Der Kontakt zu Tieren wirkt sich nachweislich positiv auf das Wohlbefinden aus. Ein ruhiger Moment beim Streicheln, das achtsame Beobachten von Bewegungen im Wasser oder die freudige Begrüssung eines Hundes können Anspannung lösen und innere Ruhe fördern. Tiere begegnen Menschen ohne Vorbehalt. Gerade im Alter sind solche Erfahrungen von besonderer Bedeutung.
Viele Bewohnende verbinden mit Tieren ihre eigene Lebensgeschichte. Erinnerungen an Bauernhöfe, an vertraute Abläufe und an frühere Weggefährten werden wach. Gespräche entstehen fast von selbst, wenn ein Kaninchen gefüttert oder gemeinsam die Hühner im Garten besucht werden. Im Frühling zieht zusätzlich ein leises Staunen durchs Haus, wenn Küken im Eingangsbereich beobachtet werden können.
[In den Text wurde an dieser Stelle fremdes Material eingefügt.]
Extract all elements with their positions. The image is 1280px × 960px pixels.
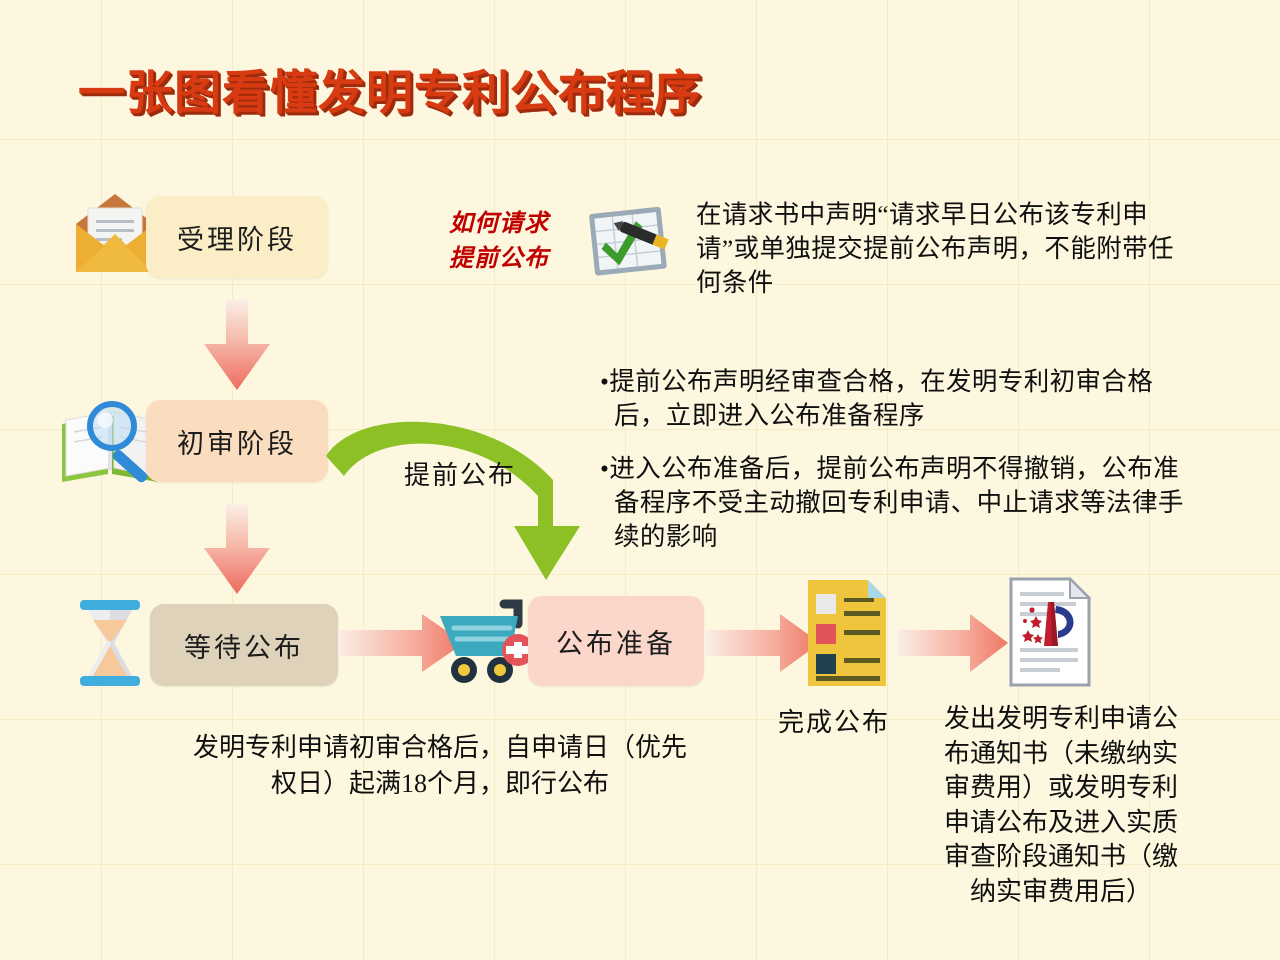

Die Hühner liefern frische Eier für die Wohngruppen, Kaninchen fressen Rüstabfälle aus der Küche und grasen in eingezäunten Bereichen auf dem Rasen. Verantwortung wird gemeinsam getragen, vom Technischen Dienst bis zum Gastroteam. So entsteht ein lebendiger Kreislauf, der Nähe schafft und den Alltag bereichert. Tiere bringen nicht nur Abwechslung, sondern ein Gefühl von Vertrautheit und Zuhause.